Este enfoque contrasta fuertemente con el de otros países, que están tratando de abandonar los grandes mercados centralizados, y de dispersar los lugares de compra más pequeños en las ciudades para reducir el hacinamiento. También se recomendó abrir esos comercios cinco veces por semana para reducir aún más la concentración de gente.

En reconocimiento de su falta sobre este asunto, el Gobierno de Jamaica añadió posteriormente dos días adicionales de compras por semana y eliminó el sistema de compras por apellido, lo que contribuyó a reducir las aglomeraciones en algunas zonas pero no en todas.

La reacción de los usuarios de las redes sociales sobre el incidente de hacinamiento fue diversa. Un usuario de Facebook sugirió que la manera más razonable de asegurar un distanciamiento social adecuado era mediante la presencia de las fuerzas del orden.

Otro hizo varias sugerencias:

Create more community market spaces and limit and register the amount of people who sell there. More banks can set up transfer of remittances so people don't need to crowd. Reduce some of the redtape and unnecessary paperwork and show people how to. The problem is some things were designed for a certain socioeconomic group. Its time we do away with those things and level the playing field.

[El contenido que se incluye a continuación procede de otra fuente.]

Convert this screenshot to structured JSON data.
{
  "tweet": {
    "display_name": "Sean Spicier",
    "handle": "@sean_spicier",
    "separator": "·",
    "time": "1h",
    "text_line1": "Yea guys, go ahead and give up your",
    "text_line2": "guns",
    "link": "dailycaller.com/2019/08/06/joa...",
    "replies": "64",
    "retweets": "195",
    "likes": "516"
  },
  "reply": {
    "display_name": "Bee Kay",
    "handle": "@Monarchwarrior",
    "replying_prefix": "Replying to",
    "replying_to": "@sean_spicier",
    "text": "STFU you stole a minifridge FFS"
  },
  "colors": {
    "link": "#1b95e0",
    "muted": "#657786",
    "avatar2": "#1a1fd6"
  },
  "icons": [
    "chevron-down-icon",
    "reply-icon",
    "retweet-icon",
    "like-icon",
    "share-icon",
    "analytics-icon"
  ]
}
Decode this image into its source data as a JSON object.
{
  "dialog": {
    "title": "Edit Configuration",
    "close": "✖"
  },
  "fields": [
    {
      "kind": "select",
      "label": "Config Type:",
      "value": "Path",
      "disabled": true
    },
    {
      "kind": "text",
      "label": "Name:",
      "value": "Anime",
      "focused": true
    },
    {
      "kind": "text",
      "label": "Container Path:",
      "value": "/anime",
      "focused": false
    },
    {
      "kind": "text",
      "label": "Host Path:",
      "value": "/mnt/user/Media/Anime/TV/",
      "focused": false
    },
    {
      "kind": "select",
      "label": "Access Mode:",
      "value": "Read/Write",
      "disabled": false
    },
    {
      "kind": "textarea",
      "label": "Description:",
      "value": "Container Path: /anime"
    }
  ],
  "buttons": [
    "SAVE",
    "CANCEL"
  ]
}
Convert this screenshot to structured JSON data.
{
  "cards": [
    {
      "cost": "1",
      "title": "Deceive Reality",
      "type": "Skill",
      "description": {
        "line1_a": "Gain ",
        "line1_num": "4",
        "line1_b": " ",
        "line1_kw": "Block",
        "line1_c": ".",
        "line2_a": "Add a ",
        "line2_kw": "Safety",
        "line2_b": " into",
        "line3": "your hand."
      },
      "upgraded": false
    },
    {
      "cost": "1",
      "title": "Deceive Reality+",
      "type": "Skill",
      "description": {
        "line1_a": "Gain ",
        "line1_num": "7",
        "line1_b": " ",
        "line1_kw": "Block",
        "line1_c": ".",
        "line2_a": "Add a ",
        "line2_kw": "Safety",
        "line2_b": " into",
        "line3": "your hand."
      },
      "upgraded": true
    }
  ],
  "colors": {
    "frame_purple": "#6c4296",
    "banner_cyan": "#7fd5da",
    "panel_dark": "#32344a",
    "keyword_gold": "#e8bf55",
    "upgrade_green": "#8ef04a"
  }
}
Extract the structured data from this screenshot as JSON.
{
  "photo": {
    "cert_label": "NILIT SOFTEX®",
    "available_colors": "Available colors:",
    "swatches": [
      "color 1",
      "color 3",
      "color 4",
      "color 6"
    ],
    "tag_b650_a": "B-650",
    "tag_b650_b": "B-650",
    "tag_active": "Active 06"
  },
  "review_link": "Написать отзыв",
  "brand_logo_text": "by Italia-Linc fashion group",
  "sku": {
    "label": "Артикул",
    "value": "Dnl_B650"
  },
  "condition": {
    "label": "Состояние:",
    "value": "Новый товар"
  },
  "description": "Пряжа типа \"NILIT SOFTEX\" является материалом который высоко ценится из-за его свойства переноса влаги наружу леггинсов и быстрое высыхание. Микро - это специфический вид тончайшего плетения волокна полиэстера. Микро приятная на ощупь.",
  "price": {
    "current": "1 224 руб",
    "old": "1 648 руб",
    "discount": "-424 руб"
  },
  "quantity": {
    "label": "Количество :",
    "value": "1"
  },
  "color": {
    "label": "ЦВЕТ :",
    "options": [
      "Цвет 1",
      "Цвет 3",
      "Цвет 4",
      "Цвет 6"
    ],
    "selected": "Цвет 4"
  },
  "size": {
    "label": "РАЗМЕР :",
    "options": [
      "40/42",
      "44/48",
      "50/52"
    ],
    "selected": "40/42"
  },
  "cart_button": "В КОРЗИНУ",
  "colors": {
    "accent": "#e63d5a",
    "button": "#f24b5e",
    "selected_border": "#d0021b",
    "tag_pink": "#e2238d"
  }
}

Crear más espacios de mercado comunitario y limitar y registrar la cantidad de personas que venden allí. Más bancos pueden establecer la transferencia de remesas para que la gente no se amontone. Reducir parte de la burocracia y papeleos innecesario y mostrar a la gente cómo hacerlo. El problema es que algunas cosas fueron diseñadas para un cierto grupo socioeconómico. Es hora de eliminar esas cosas e igualar las condiciones.

Muchos usuarios señalaron la inobservancia imprudente de las medidas de distanciamiento social porque quienes se negaban a cumplirlas no solo se ponían ellos mismos en peligro, sino también a otros.

En respuesta a las extensas críticas al hacinamiento, Michelle Michelle recomendó en Facebook que se ejerciera empatía en el juicio de la situación:

What you guys fail to understand is that not everyone has enough money to stock up on food as they'd like. Also there are persons that rely on vending for a living. I know social distance is highly recommended, but how do you do that when you have a family to feed? Most people commenting are living overseas, so it may be a little easier for us to get groceries than the average Jamaican. Show some empathy.

Lo que ustedes no entienden es que no todos tienen suficiente dinero para abastecerse de comida como quisieran. También hay personas que dependen de la venta para vivir. Sé que el distanciamiento social es fuertemente recomendado, pero ¿qué harías si tienes una familia que alimentar? La mayoría que está comentando vive en el extranjero, por lo que puede ser un poco más fácil para nosotros conseguir alimentos que el jamaiquino promedio. Muestren un poco de empatia.

Según se informa, Jamaica, con poco más de 2.9 millones de habitantes, es el cuarto territorio caribeño más poblado. Por consiguiente, los ciudadanos están acostumbrados a estar bastante cerca de otros en situaciones sociales, incluidos los mercados locales.

El distanciamiento social, un concepto que se impuso a la población mundial a causa de la pandemia, es un comportamiento al que los jamaiquinos simplemente tendrán que ajustarse si quieren frenar la propagación de COVID-19.